Two students from Yunlin County won the top prize in an HIV prevention poster design competition for high-school and vocational-school students, the Centers for Disease Control (CDC) said yesterday.
Organized by the CDC and the Taiwan Urbani Foundation, the competition called on students to design creative posters to raise HIV prevention awareness.
Eight posters were selected as winners among 275 entries.
First place was awarded to a design that uses the concept of net fishing in night markets titled “Don’t let your safe sex life have an escaped fish.”
It shows five people using nets to catch sperm-shaped fish in a stream flowing through their hips, and one red figure catching fish by hand.
The designers were Lan Ya-chu (藍亞筑) and Chang Ching of National Douliou Vocational High School of Home Economics and Commerce’s Department of Advertisement Design.
Lan said they wanted to emphasize that using condoms, as represented by the nets, could significantly reduce the risk of HIV infection, in contrast to the red figure who does not have a net.

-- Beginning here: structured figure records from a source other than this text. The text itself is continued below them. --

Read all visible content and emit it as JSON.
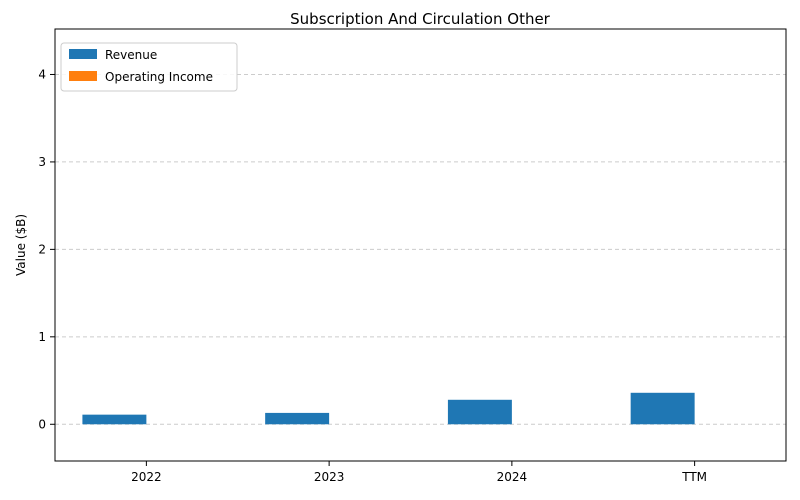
{
  "chart_data": {
    "type": "bar",
    "title": "Subscription And Circulation Other",
    "xlabel": "",
    "ylabel": "Value ($B)",
    "categories": [
      "2022",
      "2023",
      "2024",
      "TTM"
    ],
    "series": [
      {
        "name": "Revenue",
        "color": "#1f77b4",
        "values": [
          0.11,
          0.13,
          0.28,
          0.36
        ]
      },
      {
        "name": "Operating Income",
        "color": "#ff7f0e",
        "values": [
          0,
          0,
          0,
          0
        ]
      }
    ],
    "ylim": [
      -0.42,
      4.52
    ],
    "yticks": [
      "0",
      "1",
      "2",
      "3",
      "4"
    ],
    "grid": "y-dashed",
    "legend_position": "top-left"
  }
}
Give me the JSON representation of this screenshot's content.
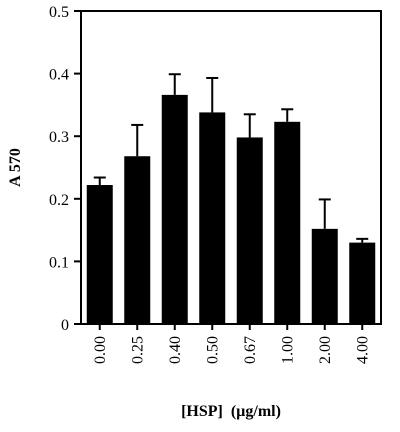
{
  "chart_data": {
    "type": "bar",
    "categories": [
      "0.00",
      "0.25",
      "0.40",
      "0.50",
      "0.67",
      "1.00",
      "2.00",
      "4.00"
    ],
    "values": [
      0.222,
      0.268,
      0.366,
      0.338,
      0.298,
      0.323,
      0.152,
      0.13
    ],
    "error_plus": [
      0.012,
      0.05,
      0.033,
      0.055,
      0.037,
      0.02,
      0.047,
      0.006
    ],
    "xlabel": "[HSP]  (µg/ml)",
    "ylabel": "A 570",
    "ylim": [
      0,
      0.5
    ],
    "yticks": [
      "0",
      "0.1",
      "0.2",
      "0.3",
      "0.4",
      "0.5"
    ],
    "grid": false,
    "bar_color": "#000000"
  }
}
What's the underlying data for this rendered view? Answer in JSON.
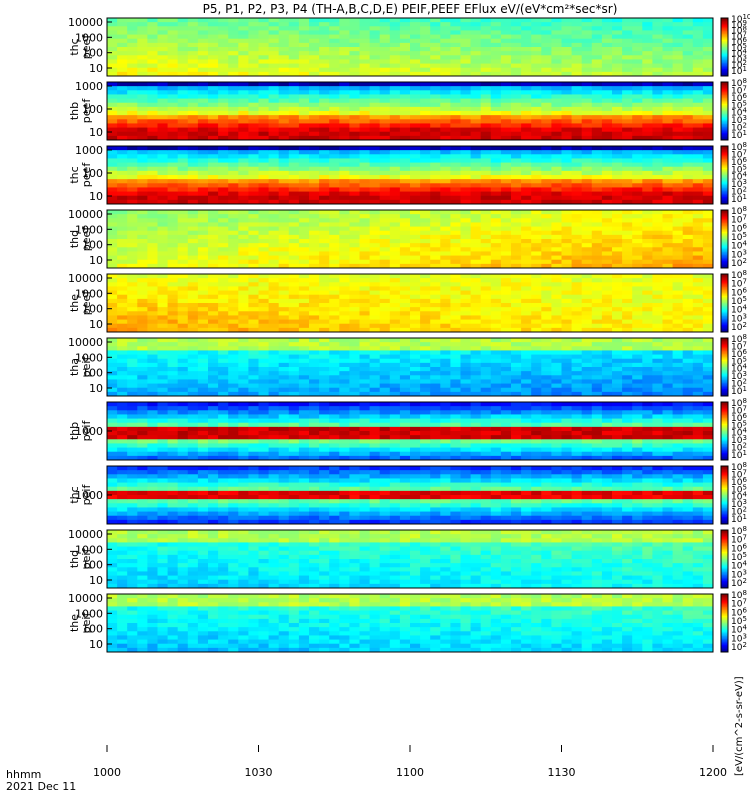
{
  "figure": {
    "title": "P5, P1, P2, P3, P4 (TH-A,B,C,D,E) PEIF,PEEF EFlux eV/(eV*cm²*sec*sr)",
    "footer_label": "hhmm",
    "footer_date": "2021 Dec 11",
    "colorbar_unit": "[eV/(cm^2-s-sr-eV)]"
  },
  "chart_data": {
    "type": "heatmap",
    "x_axis": {
      "label": "hhmm",
      "date": "2021 Dec 11",
      "range": [
        "10:00",
        "12:00"
      ],
      "ticks": [
        "1000",
        "1030",
        "1100",
        "1130",
        "1200"
      ]
    },
    "panels": [
      {
        "name": "thc peef",
        "probe": "thc",
        "product": "peef",
        "y_scale": "log",
        "y_ticks": [
          "10",
          "100",
          "1000",
          "10000"
        ],
        "colorbar_ticks": [
          "10^1",
          "10^2",
          "10^3",
          "10^4",
          "10^5",
          "10^6",
          "10^7",
          "10^8",
          "10^9",
          "10^10"
        ]
      },
      {
        "name": "thb peef",
        "probe": "thb",
        "product": "peef",
        "y_scale": "log",
        "y_ticks": [
          "10",
          "100",
          "1000"
        ],
        "colorbar_ticks": [
          "10^1",
          "10^2",
          "10^3",
          "10^4",
          "10^5",
          "10^6",
          "10^7",
          "10^8"
        ]
      },
      {
        "name": "thc peef",
        "probe": "thc",
        "product": "peef",
        "y_scale": "log",
        "y_ticks": [
          "10",
          "100",
          "1000"
        ],
        "colorbar_ticks": [
          "10^1",
          "10^2",
          "10^3",
          "10^4",
          "10^5",
          "10^6",
          "10^7",
          "10^8"
        ]
      },
      {
        "name": "thd peef",
        "probe": "thd",
        "product": "peef",
        "y_scale": "log",
        "y_ticks": [
          "10",
          "100",
          "1000",
          "10000"
        ],
        "colorbar_ticks": [
          "10^2",
          "10^3",
          "10^4",
          "10^5",
          "10^6",
          "10^7",
          "10^8"
        ]
      },
      {
        "name": "the peef",
        "probe": "the",
        "product": "peef",
        "y_scale": "log",
        "y_ticks": [
          "10",
          "100",
          "1000",
          "10000"
        ],
        "colorbar_ticks": [
          "10^2",
          "10^3",
          "10^4",
          "10^5",
          "10^6",
          "10^7",
          "10^8"
        ]
      },
      {
        "name": "tha peif",
        "probe": "tha",
        "product": "peif",
        "y_scale": "log",
        "y_ticks": [
          "10",
          "100",
          "1000",
          "10000"
        ],
        "colorbar_ticks": [
          "10^1",
          "10^2",
          "10^3",
          "10^4",
          "10^5",
          "10^6",
          "10^7",
          "10^8"
        ]
      },
      {
        "name": "thb peif",
        "probe": "thb",
        "product": "peif",
        "y_scale": "log",
        "y_ticks": [
          "1000"
        ],
        "colorbar_ticks": [
          "10^1",
          "10^2",
          "10^3",
          "10^4",
          "10^5",
          "10^6",
          "10^7",
          "10^8"
        ]
      },
      {
        "name": "thc peif",
        "probe": "thc",
        "product": "peif",
        "y_scale": "log",
        "y_ticks": [
          "1000"
        ],
        "colorbar_ticks": [
          "10^1",
          "10^2",
          "10^3",
          "10^4",
          "10^5",
          "10^6",
          "10^7",
          "10^8"
        ]
      },
      {
        "name": "thd peif",
        "probe": "thd",
        "product": "peif",
        "y_scale": "log",
        "y_ticks": [
          "10",
          "100",
          "1000",
          "10000"
        ],
        "colorbar_ticks": [
          "10^2",
          "10^3",
          "10^4",
          "10^5",
          "10^6",
          "10^7",
          "10^8"
        ]
      },
      {
        "name": "the peif",
        "probe": "the",
        "product": "peif",
        "y_scale": "log",
        "y_ticks": [
          "10",
          "100",
          "1000",
          "10000"
        ],
        "colorbar_ticks": [
          "10^2",
          "10^3",
          "10^4",
          "10^5",
          "10^6",
          "10^7",
          "10^8"
        ]
      }
    ],
    "colorbar_unit": "[eV/(cm^2-s-sr-eV)]"
  }
}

More than 30,000 people live with HIV in Taiwan, more than 20,000 of whom are receiving treatment, CDC Director-General Chou Jih-haw (周志浩) said.
CDC statistics show that about 2,000 people are diagnosed with HIV each year, he said, adding that 1,819 diagnoses have been made so far this year, about 20 percent fewer than last year.
People aged 15 to 34 accounted for about 67 percent of the new diagnoses this year, he added.
The vast majority of the new cases were caused by unsafe sex, so it is important that students learn how to protect themselves from a young age, Chou said.
The CDC hopes that the students’ designs could better convey HIV prevention messages to other young students, he said.